Both the IMF and the CBCS projections indicate that the impact of the COVID-19 pandemic will be much more pronounced on the Curaçao economy than on the Dutch economy. While the conventional wisdom calls for expansionary fiscal policy and accommodative monetary policy to protect the productive capacity of the country, the RMR persists in those prior actions. This stance would suggest that the pace of recovery may very well be dictated by the scope and quality of those RMR-mandated prior actions rather than determined by economic fundamentals. The question becomes: was there an overarching strategy in establishing requisite prior actions in contravention of the March 27, 2020, decision of the RMR? The consequences of these prior actions are the further weakening of Curaçao’s economy.
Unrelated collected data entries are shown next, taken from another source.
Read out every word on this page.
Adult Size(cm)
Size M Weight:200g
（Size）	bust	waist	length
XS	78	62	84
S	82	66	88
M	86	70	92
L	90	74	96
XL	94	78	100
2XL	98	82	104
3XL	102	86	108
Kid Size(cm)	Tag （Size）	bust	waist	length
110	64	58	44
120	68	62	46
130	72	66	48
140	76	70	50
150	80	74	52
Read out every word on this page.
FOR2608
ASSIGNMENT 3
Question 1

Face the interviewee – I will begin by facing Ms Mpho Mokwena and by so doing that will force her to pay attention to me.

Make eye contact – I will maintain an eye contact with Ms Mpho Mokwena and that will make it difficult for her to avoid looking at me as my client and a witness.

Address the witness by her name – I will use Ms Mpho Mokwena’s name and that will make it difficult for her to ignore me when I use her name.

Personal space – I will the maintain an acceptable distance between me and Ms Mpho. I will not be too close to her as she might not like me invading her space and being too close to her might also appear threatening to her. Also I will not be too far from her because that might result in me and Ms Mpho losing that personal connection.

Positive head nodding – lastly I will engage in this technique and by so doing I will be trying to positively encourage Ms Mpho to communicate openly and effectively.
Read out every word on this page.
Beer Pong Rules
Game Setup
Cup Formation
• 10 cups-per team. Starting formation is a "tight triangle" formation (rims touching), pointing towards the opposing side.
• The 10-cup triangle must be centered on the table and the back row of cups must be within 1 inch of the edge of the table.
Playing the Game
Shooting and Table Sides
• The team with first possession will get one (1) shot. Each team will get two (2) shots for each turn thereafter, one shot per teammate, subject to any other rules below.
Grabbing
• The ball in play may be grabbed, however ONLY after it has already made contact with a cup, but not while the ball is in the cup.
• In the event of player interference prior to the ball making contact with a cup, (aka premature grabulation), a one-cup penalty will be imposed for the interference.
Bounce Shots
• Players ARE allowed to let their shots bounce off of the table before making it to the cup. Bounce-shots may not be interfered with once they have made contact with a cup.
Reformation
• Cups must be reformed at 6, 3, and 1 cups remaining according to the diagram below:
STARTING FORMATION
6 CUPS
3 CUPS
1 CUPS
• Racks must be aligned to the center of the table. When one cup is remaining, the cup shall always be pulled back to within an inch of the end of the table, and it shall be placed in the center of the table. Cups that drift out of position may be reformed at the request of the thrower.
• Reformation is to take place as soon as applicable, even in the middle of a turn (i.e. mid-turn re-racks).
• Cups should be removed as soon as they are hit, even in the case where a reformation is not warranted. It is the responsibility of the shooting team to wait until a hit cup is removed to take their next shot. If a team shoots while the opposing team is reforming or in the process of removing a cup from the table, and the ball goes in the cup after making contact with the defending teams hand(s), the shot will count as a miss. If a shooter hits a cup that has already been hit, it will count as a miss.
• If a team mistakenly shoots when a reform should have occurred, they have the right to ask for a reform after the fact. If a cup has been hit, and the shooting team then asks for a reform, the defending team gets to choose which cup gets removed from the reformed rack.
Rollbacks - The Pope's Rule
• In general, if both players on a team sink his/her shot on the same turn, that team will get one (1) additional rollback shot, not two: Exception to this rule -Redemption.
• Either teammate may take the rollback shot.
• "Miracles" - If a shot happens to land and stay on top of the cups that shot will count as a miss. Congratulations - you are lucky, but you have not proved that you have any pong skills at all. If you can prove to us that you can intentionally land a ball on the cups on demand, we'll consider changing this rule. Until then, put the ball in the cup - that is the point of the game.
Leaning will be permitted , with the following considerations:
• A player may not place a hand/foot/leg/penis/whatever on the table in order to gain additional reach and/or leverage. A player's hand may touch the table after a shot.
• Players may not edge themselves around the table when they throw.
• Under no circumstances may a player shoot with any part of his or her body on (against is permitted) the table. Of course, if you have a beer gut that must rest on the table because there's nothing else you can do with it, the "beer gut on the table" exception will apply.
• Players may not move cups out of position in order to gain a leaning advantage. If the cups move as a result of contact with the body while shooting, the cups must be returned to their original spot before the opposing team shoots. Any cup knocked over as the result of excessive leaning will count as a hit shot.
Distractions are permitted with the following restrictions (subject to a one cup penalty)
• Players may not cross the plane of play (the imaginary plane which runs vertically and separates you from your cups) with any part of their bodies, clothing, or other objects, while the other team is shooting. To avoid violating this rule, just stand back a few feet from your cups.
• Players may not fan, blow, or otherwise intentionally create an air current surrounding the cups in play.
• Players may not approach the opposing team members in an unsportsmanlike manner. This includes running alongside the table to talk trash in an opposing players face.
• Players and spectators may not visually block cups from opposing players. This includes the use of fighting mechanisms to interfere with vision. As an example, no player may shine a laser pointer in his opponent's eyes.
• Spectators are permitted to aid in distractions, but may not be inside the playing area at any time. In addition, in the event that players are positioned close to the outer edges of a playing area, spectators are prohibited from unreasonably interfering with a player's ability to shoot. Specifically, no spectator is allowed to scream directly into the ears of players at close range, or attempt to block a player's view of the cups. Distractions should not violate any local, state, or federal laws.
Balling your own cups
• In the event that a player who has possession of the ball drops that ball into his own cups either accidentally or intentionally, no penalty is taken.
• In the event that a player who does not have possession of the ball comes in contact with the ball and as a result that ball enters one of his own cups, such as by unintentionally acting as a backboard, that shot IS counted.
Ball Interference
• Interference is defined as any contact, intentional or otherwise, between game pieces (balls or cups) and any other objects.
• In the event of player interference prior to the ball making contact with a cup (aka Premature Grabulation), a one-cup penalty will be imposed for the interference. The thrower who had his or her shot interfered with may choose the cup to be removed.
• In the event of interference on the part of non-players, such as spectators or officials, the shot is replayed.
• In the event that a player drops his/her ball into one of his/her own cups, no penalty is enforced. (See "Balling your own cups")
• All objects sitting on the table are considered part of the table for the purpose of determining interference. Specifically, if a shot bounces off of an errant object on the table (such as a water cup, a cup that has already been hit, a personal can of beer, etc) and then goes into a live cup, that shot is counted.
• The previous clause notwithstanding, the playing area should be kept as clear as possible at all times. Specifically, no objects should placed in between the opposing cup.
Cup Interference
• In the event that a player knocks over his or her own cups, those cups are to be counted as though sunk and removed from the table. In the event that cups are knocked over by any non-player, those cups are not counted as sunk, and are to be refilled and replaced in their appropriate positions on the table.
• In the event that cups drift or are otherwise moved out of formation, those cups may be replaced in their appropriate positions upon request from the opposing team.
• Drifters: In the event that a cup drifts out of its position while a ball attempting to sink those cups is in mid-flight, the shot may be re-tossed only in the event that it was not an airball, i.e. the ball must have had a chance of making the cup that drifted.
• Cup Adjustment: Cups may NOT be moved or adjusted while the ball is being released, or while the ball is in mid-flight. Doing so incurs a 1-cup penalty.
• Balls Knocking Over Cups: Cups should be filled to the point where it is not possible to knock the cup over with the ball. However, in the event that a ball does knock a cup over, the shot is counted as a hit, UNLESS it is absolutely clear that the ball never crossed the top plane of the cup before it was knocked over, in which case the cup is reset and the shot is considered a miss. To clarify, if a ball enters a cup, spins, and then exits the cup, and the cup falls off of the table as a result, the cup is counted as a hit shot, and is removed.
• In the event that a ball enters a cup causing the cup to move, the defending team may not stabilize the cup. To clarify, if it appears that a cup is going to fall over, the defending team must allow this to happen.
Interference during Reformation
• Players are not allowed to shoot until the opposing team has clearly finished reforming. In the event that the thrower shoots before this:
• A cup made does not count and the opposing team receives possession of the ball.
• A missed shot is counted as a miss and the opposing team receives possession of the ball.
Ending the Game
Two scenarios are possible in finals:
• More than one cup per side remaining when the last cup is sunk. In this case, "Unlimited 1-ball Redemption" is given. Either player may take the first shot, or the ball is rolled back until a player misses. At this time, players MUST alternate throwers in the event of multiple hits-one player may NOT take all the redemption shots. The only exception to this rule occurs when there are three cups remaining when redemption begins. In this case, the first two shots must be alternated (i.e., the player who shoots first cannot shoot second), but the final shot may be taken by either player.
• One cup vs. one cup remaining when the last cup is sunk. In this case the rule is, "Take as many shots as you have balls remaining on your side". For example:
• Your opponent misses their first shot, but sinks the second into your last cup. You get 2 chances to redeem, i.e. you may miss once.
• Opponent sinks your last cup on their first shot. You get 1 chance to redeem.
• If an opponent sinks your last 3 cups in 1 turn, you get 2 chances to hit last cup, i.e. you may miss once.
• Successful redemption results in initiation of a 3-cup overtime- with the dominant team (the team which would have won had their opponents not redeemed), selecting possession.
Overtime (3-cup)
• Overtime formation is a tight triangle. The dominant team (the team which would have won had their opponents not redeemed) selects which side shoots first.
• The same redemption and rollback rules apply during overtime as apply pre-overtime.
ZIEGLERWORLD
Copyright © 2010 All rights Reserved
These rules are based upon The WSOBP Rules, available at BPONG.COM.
Who are the chief beneficiaries of a Curaçao with a weaker economy? This move has revived the never entirely dormant belief among some that those prior actions, for whatever reasons, are to subordinate Curaçao’s interest to Holland’s.

 

CONCLUDING COMMENTS

Tromp believes that to frontload the corona virus assistance at all struck many as dangerous. The requisite prior actions, as some allege, are unnecessarily contractionary and will undermine the Curaçao economy making the path to recovery even more uncertain. Moreover, the economic outlook remains clouded by uncertainty over future assistance to businesses and households, resurgent infections, and the drag of unprecedented job loss on consumer finances. From their point of view, the RMR’s relationship with Curaçao is abusive and imposes a heavy adjustment cost on the people of Curaçao. If we are to pursue a policy geared toward sound macroeconomic policy to achieve sustainable economic growth, reduction of poverty, and sound fiscal policy, then our policy actions and prescriptions must be within the context of an internally consistent policy framework with well articulated policy goals and broad public support. Thus far, this policy agenda seems to be missing. A consequence of the new normal is that the pre-corona virus plans are no longer relevant. While the announced policy intentions of the Curaçao government are to acquiesce to the RMR mandated prior actions, the questions become whether those policy actions are sufficient to address the other pressing issues on the forefront of the national agenda and the impact of their far-reaching budgetary consequences. What comes to mind, among other things, is resolution of the challenges in the financial sector and the refinery. What should not escape the RMR is the fact that the lack of fiscal room to address the corona virus crisis is the result of the Curaçao government, with the prior approval of the Cft, building a debt-to-GDP ratio that is not sustainable. This debt accumulation was facilitated by giving the Curaçao government access to the Dutch financial market to borrow at terms that obviously did not reflect our economic realities. Perhaps the solution to this nagging economic problem may be found in the twenty-ninth verse of the fifth chapter of the Gospel of Matthew in the New Testament.